Maxey sur Vaise

Maxey sur Vaise is a village built around one street and is situated on the foot of a hill. It is crossed by the "Vaise", which begins and ends in the village. (the shortest river in the world...) Along the stream you can see trout (protected) and two communal washing places or lavoirs. 

Around 1830, an epidemic of cholera caused many deaths in France. National and local authorities had to turn their attention to public hygiene. It's around that time that the washing places came into being. The two washing places in Maxey were constructed around 1836 and in the same period they decided to canalize the Vaise. The two washing places were restored recently.
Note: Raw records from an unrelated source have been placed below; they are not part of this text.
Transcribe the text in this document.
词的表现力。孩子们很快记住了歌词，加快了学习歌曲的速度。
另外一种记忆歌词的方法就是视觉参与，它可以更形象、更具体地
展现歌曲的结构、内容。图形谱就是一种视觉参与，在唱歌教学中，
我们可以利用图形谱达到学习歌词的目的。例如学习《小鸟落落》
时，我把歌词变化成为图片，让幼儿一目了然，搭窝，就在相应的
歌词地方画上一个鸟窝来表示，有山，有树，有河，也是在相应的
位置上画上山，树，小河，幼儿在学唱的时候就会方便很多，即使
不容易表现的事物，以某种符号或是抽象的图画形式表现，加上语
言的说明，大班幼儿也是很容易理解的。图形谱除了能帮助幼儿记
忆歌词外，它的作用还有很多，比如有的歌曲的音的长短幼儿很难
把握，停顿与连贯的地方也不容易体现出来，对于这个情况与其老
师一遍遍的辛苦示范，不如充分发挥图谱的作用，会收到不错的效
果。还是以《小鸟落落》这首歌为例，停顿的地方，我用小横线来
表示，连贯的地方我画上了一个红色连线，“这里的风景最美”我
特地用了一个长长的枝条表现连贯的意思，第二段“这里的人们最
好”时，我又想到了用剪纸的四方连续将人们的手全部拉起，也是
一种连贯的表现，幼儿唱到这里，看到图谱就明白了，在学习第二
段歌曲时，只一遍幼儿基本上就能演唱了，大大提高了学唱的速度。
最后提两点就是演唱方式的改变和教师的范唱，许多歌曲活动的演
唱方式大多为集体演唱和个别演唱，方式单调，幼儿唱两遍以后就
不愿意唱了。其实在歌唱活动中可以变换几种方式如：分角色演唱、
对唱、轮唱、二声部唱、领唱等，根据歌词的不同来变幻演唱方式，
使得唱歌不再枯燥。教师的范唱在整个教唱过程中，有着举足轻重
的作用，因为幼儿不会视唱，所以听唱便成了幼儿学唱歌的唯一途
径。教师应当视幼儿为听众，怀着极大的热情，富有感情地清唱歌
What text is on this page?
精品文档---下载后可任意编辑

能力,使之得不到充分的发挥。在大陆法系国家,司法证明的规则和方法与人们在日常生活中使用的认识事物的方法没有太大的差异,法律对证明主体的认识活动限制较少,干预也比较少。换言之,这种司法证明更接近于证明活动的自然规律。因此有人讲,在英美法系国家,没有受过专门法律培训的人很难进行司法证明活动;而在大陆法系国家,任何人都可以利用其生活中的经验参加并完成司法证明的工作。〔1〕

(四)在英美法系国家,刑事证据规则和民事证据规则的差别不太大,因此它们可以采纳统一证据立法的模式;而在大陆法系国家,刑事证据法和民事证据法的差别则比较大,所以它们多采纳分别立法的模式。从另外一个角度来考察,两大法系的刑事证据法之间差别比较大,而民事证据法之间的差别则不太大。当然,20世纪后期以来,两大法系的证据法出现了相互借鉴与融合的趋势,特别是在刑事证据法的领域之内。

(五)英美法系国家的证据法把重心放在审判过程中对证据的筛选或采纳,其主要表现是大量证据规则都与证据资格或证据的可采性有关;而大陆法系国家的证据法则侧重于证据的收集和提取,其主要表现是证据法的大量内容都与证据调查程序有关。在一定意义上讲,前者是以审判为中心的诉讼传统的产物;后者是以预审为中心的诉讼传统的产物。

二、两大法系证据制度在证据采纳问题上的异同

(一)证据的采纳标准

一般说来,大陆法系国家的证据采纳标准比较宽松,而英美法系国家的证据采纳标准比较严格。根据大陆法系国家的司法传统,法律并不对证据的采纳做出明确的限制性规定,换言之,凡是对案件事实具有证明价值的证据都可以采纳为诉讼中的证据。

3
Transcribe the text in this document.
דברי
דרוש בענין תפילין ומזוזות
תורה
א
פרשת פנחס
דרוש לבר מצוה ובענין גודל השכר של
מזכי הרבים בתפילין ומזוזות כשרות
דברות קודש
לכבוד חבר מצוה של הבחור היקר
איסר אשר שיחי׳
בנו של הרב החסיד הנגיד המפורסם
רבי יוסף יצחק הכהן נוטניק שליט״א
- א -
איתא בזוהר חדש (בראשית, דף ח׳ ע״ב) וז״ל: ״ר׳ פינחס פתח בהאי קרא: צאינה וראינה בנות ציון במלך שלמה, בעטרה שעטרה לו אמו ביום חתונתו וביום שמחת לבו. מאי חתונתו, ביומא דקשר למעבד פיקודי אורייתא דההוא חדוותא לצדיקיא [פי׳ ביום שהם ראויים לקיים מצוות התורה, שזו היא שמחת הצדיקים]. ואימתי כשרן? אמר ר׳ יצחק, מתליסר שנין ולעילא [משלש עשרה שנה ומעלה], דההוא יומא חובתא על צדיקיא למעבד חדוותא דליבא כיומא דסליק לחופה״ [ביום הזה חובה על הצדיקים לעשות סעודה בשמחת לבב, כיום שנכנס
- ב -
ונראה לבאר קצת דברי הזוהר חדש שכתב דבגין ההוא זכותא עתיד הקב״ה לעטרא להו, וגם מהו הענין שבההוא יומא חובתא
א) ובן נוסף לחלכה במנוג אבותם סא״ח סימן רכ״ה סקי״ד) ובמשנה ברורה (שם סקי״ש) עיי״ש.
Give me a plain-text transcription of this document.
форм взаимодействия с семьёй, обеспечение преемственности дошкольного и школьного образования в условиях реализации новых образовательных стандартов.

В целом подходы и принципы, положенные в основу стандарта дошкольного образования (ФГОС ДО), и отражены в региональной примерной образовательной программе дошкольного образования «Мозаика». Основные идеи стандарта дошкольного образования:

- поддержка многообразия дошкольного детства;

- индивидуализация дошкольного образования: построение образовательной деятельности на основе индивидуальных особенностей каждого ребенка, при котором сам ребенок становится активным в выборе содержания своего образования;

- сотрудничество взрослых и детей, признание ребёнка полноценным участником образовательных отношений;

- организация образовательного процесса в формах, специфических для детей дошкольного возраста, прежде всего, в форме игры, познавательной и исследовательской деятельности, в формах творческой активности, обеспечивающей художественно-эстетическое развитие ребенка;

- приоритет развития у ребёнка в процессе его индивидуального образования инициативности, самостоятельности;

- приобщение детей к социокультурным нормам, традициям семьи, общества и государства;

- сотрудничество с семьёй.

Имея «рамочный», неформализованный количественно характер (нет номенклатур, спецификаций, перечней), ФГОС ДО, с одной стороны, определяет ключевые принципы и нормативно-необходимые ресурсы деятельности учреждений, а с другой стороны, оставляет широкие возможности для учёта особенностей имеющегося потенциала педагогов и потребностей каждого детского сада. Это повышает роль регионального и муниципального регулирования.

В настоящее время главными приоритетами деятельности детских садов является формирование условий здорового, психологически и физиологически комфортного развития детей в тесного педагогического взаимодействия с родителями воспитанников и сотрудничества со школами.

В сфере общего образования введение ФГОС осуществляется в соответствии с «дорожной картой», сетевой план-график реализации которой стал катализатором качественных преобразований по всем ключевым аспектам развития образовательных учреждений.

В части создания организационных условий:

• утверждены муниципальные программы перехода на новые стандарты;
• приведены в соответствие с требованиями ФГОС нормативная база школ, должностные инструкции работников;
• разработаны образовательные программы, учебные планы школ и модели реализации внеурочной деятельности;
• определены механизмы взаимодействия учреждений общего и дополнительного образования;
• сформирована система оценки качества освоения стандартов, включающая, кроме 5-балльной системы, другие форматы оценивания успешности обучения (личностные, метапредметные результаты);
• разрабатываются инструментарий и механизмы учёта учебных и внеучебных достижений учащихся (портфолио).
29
The first one has a particular character to be equipped with rack and pinion to adjust the height of the wooden floor in accordance with the water level. 



There are also two small châteaux. The upper château is the oldest one (14th century) but has been changed over the centuries. Joan of Arc stopped here during her journeys between Domrémy and Vaucouleurs. The lower châeau was constructed in the 16th century. It's situated at the north side of the village, not far from the Vaise. It was a fortified house. The restoration has conserved the original configuration. Those two private properties can't be visited. 

But our village has also a curiosity which is the "old cemetery", situated on the hillside. Abandoned since 1900, it had sunk into oblivion.  Since 1995, the community of Maxey has set up a restoration program, subsidized by The Pilgrim'magazine in 1997 on the occasion of the competition 'un patrimoine pour demain'. We found crosses and characteristic monuments of the popular funeral art dating back to the 17th century.

Originally the church of the village (rather a chapel) was built into the rampart of the cemetery. The access was difficult in rainy weather and the castle was destroyed before the Revolution. The current church has been built on palings because it was the original location of the Vaise.

In the 17th century freemassons met in the forest of Masseraumont (just above the village). To avoid being taken by surprise, they circulated rumours that they were witches. Maxey earned the nickname of "village of the witches" and they called the inhabitants "witches". The path that takes you to Masseraumont is called "la voie limagie" as a folk memory of this.